Marstrand, on Sweden’s west coast, is known as Sweden’s sailing capital. It begins welcoming summer tourists for the 2022 season this month, offering gorgeous landscapes, quaint shops and cafes and exciting sailing events. 

The 2022 summer sailing season kicks off on the weekend of May 13, with the Marstrand SuperStar Cup, followed the next weekend by the Marstrand Big Boat Race. 

The island can be reached in about 50 minutes by public transport from Gothenburg. 

Alternatively, throughout the summer months, Stromma Boat Tours offers a day-long cruise to the island directly from Lilla Bommen.

On July 3, Gotland Runt, the world’s largest annual ocean race begins in Stockholm. The course, which starts inside the archipelago, continues around Gotland and finishes in Sandhamn is about 350 nautical miles and takes most competitors about 3 days to complete. The offshore race is one of the highlights of Swedish summer. 

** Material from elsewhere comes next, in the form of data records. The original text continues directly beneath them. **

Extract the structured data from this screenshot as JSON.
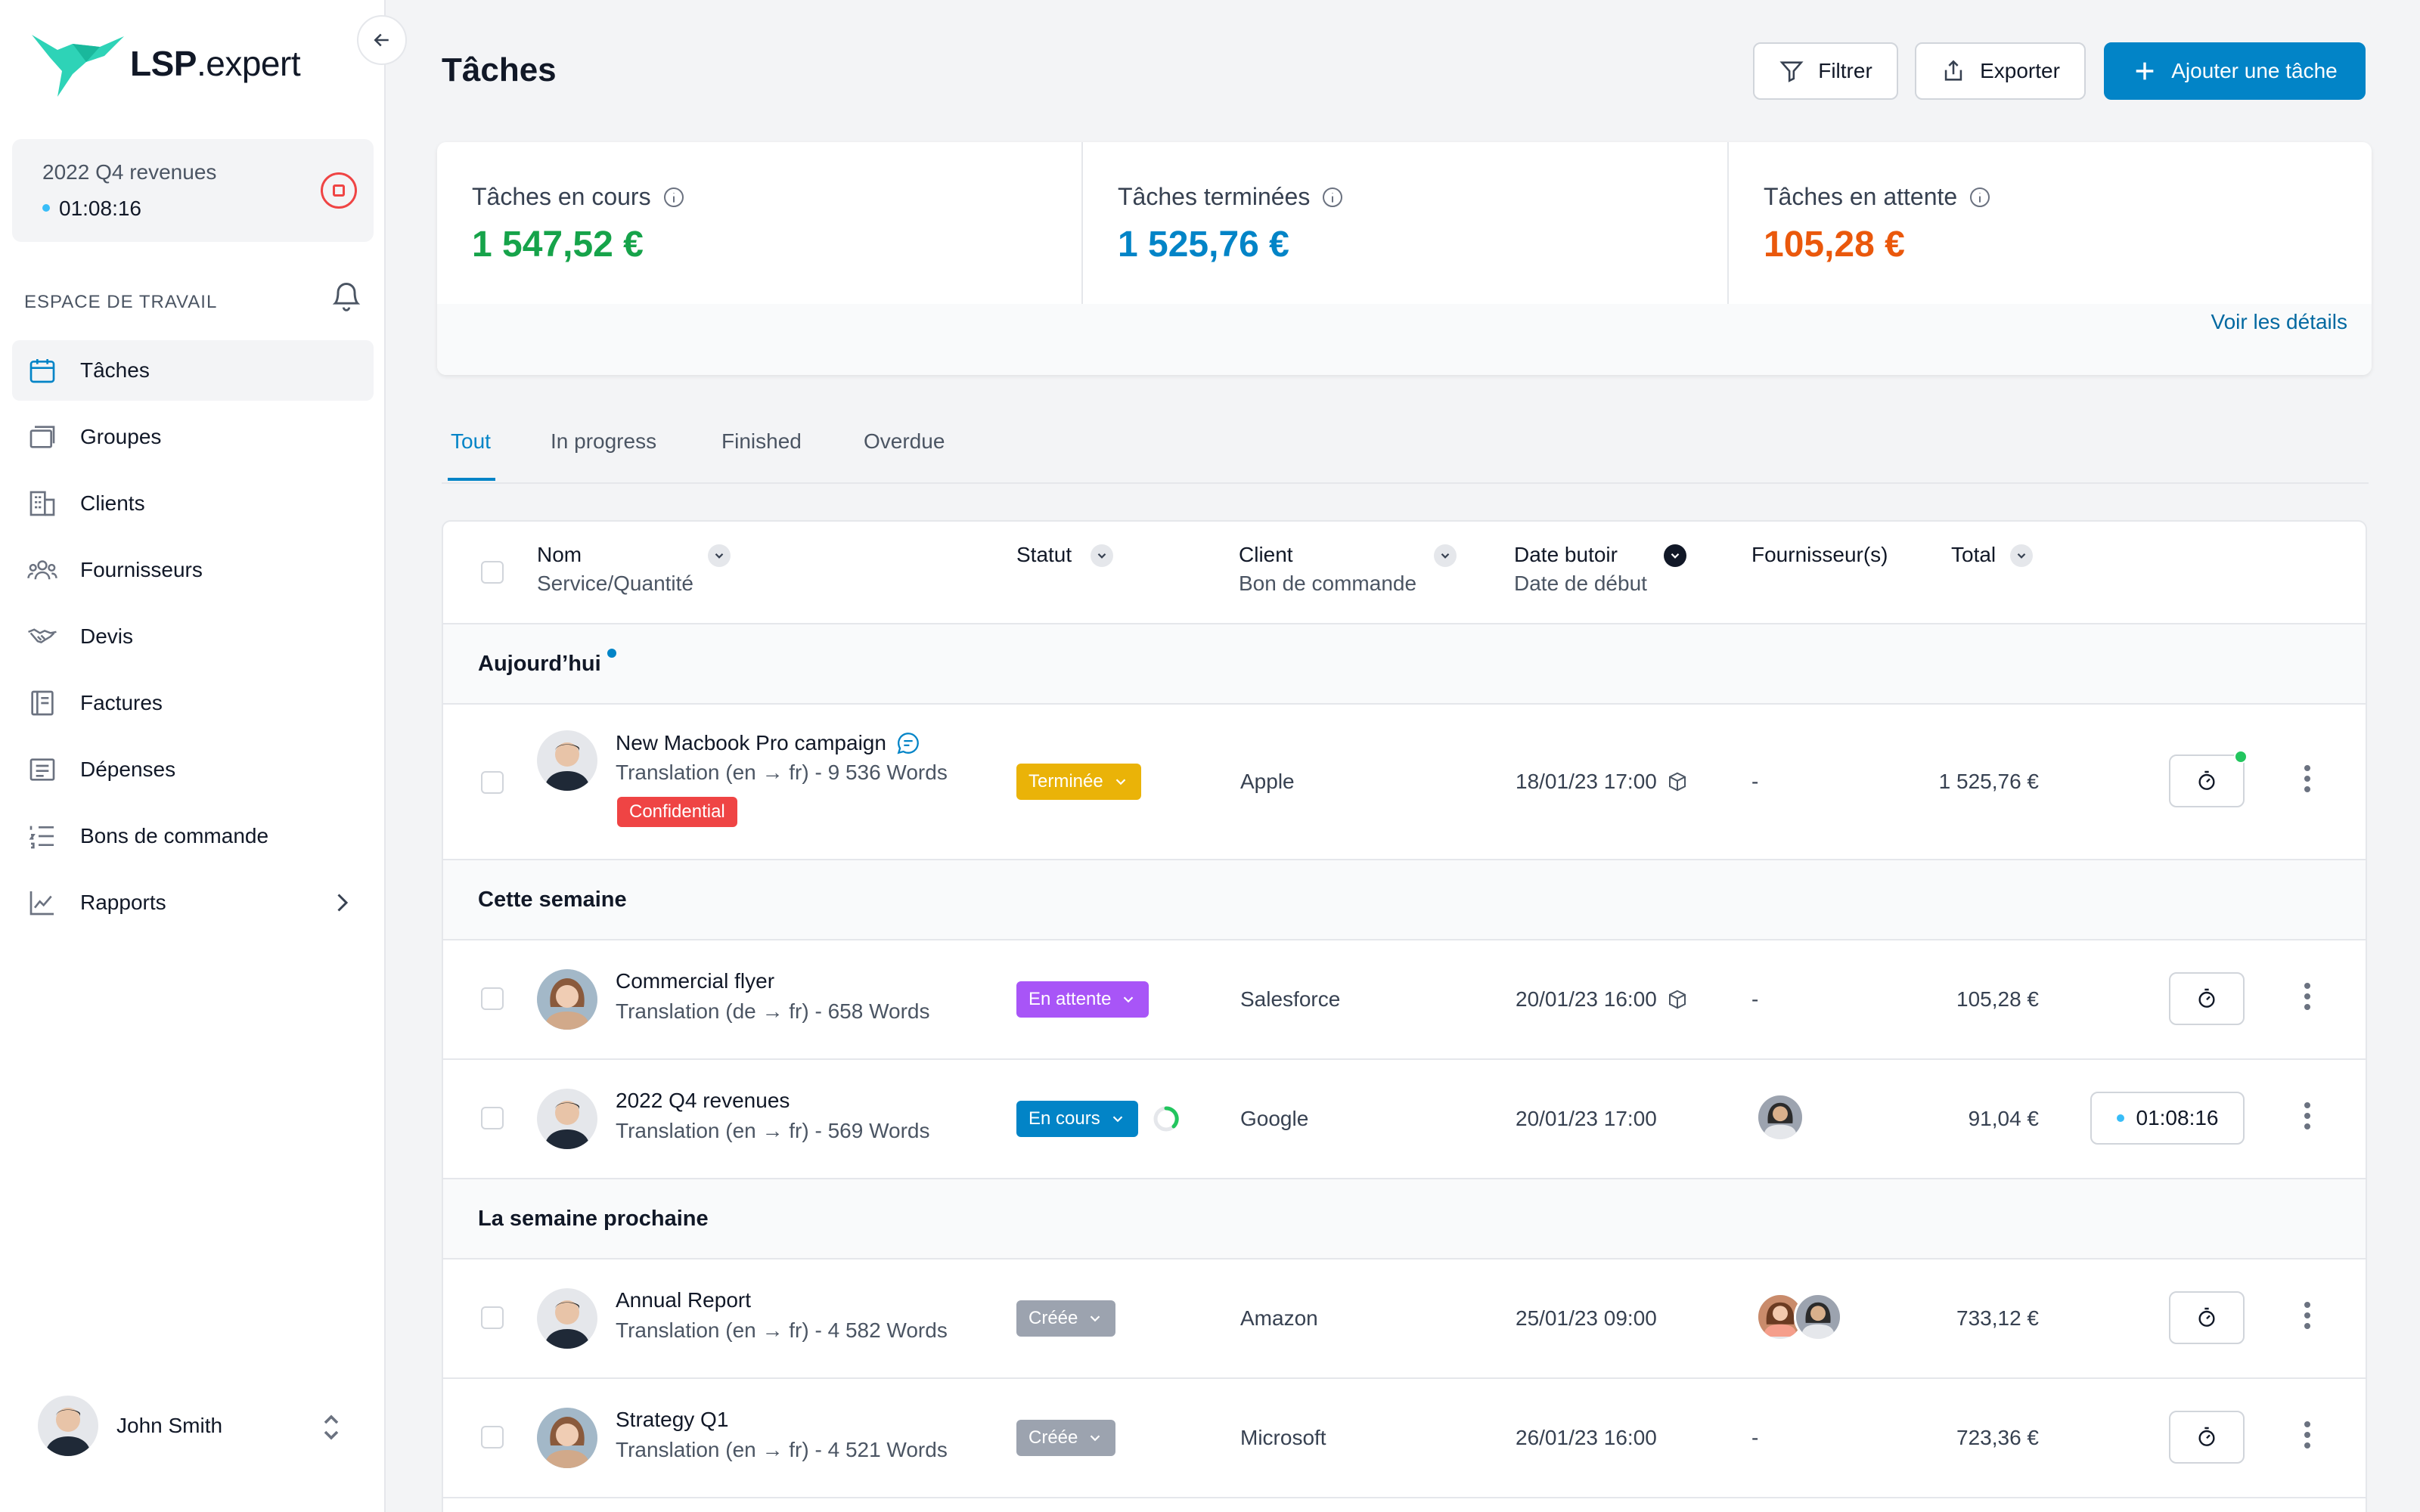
{
  "app": {
    "logo_bold": "LSP",
    "logo_rest": ".expert"
  },
  "active_timer": {
    "task": "2022 Q4 revenues",
    "time": "01:08:16"
  },
  "sidebar": {
    "section_label": "ESPACE DE TRAVAIL",
    "items": [
      {
        "label": "Tâches",
        "icon": "calendar-icon"
      },
      {
        "label": "Groupes",
        "icon": "stack-icon"
      },
      {
        "label": "Clients",
        "icon": "building-icon"
      },
      {
        "label": "Fournisseurs",
        "icon": "users-icon"
      },
      {
        "label": "Devis",
        "icon": "handshake-icon"
      },
      {
        "label": "Factures",
        "icon": "invoice-icon"
      },
      {
        "label": "Dépenses",
        "icon": "receipt-icon"
      },
      {
        "label": "Bons de commande",
        "icon": "list-icon"
      },
      {
        "label": "Rapports",
        "icon": "chart-line-icon"
      }
    ]
  },
  "user": {
    "name": "John Smith"
  },
  "header": {
    "title": "Tâches",
    "filter_label": "Filtrer",
    "export_label": "Exporter",
    "add_label": "Ajouter une tâche"
  },
  "stats": [
    {
      "label": "Tâches en cours",
      "value": "1 547,52 €",
      "color": "#16a34a"
    },
    {
      "label": "Tâches terminées",
      "value": "1 525,76 €",
      "color": "#0284c7"
    },
    {
      "label": "Tâches en attente",
      "value": "105,28 €",
      "color": "#ea580c"
    }
  ],
  "stats_link": "Voir les détails",
  "tabs": [
    "Tout",
    "In progress",
    "Finished",
    "Overdue"
  ],
  "columns": {
    "name": "Nom",
    "name_sub": "Service/Quantité",
    "status": "Statut",
    "client": "Client",
    "client_sub": "Bon de commande",
    "deadline": "Date butoir",
    "deadline_sub": "Date de début",
    "suppliers": "Fournisseur(s)",
    "total": "Total"
  },
  "groups": [
    "Aujourd’hui",
    "Cette semaine",
    "La semaine prochaine"
  ],
  "tasks": [
    {
      "name": "New Macbook Pro campaign",
      "service": "Translation (en → fr) - 9 536 Words",
      "tag": "Confidential",
      "status": "Terminée",
      "status_color": "#eab308",
      "client": "Apple",
      "deadline": "18/01/23 17:00",
      "suppliers": "-",
      "total": "1 525,76 €"
    },
    {
      "name": "Commercial flyer",
      "service": "Translation (de → fr) - 658 Words",
      "status": "En attente",
      "status_color": "#a855f7",
      "client": "Salesforce",
      "deadline": "20/01/23 16:00",
      "suppliers": "-",
      "total": "105,28 €"
    },
    {
      "name": "2022 Q4 revenues",
      "service": "Translation (en → fr) - 569 Words",
      "status": "En cours",
      "status_color": "#0284c7",
      "client": "Google",
      "deadline": "20/01/23 17:00",
      "total": "91,04 €",
      "timer": "01:08:16"
    },
    {
      "name": "Annual Report",
      "service": "Translation (en → fr) - 4 582 Words",
      "status": "Créée",
      "status_color": "#9ca3af",
      "client": "Amazon",
      "deadline": "25/01/23 09:00",
      "total": "733,12 €"
    },
    {
      "name": "Strategy Q1",
      "service": "Translation (en → fr) - 4 521 Words",
      "status": "Créée",
      "status_color": "#9ca3af",
      "client": "Microsoft",
      "deadline": "26/01/23 16:00",
      "suppliers": "-",
      "total": "723,36 €"
    }
  ]
}
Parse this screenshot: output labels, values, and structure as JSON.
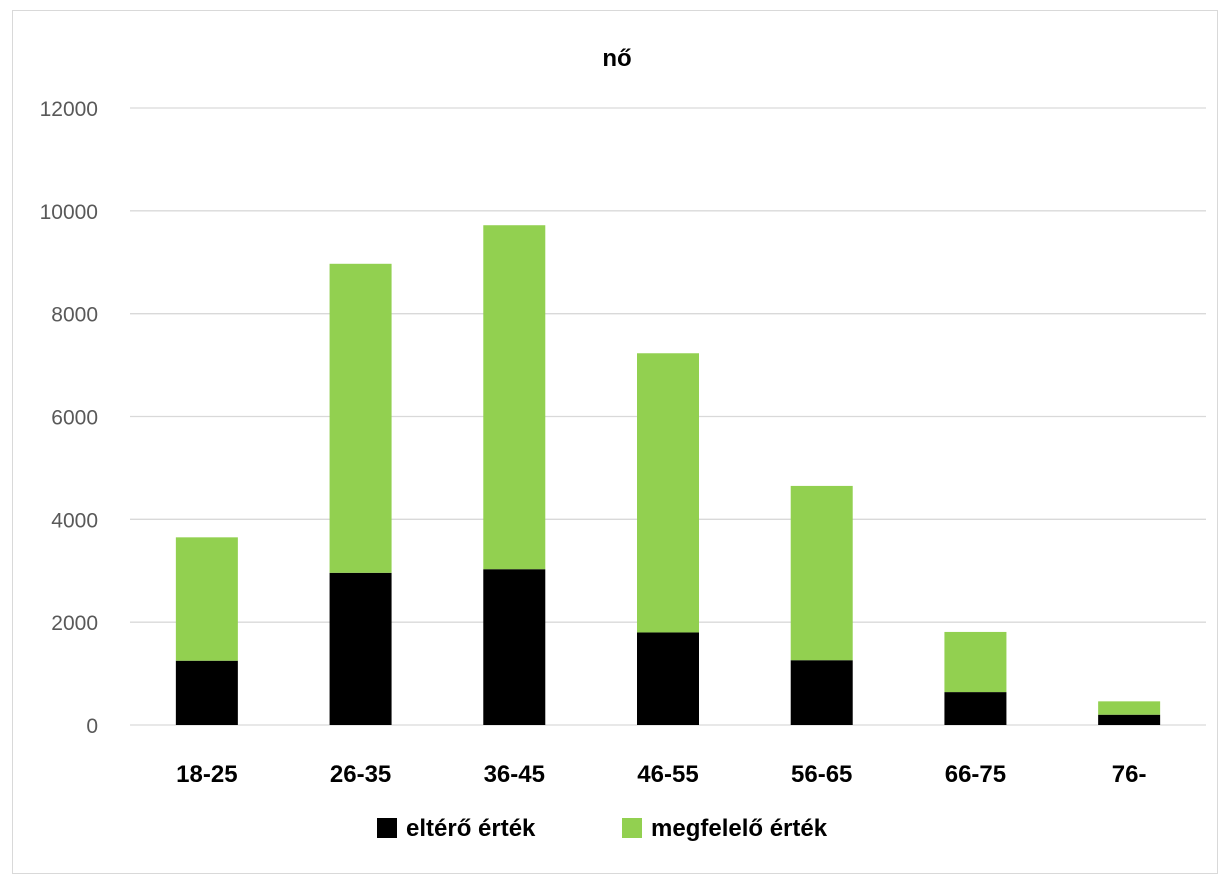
{
  "chart_data": {
    "type": "bar",
    "stacked": true,
    "title": "nő",
    "categories": [
      "18-25",
      "26-35",
      "36-45",
      "46-55",
      "56-65",
      "66-75",
      "76-"
    ],
    "series": [
      {
        "name": "eltérő érték",
        "color": "#000000",
        "values": [
          1250,
          2960,
          3030,
          1800,
          1260,
          640,
          200
        ]
      },
      {
        "name": "megfelelő érték",
        "color": "#92d050",
        "values": [
          2400,
          6010,
          6690,
          5430,
          3390,
          1170,
          260
        ]
      }
    ],
    "ylim": [
      0,
      12000
    ],
    "yticks": [
      0,
      2000,
      4000,
      6000,
      8000,
      10000,
      12000
    ],
    "xlabel": "",
    "ylabel": "",
    "grid": true,
    "legend_position": "bottom"
  }
}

Live music events are also making a comeback in Gothenburg this summer.

On May 28, the city’s most charming district will be filled with live music from the American south at the Haga Bluegrass Street Festival, and Way out West returns in August with big name artists like Tame Impala, Burna Boy and Nick Cave and the Bad Seeds.

From September 1-4 Gothenburg will also celebrate the comeback of its annual Culture Festival.



The summer begins with the triumphant return of Malmö Rock after a three-year hiatus. The full-day concert features punk, hardcore, metal and rock bands, headlined by Norrland’s own, Raised Fist.

Malmö Sommarscen returns this year between the 18th June -31st July, with music, concerts, theatre performances and allsång taking place at 47 different locations across the city for six weeks over the summer. The full programme will be released on June 2nd.

Malmöfestivalen also returns this summer from August 12th-19th. Locals and visitors alike flock to the city centre to enjoy live music, art exhibitions, rides, and, of course delicious street food. 

Street Food

Malmöfestivalen isn’t the only chance for Malmö-ites to get their hands on some delicious street food – the International Food Festival will also be in town between May 25th-29th, bringing authentic food and culinary culture from 15 different countries to the city.

Don’t live near Malmö? Don’t worry! The International Food Festival is travelling Sweden from May until September – maybe your town is on their tour?

Street Food Festivalen will also be coming to Malmö on July 1st-2nd, Stockholm on 26-27th August and Gothenburg on September 1st-4th.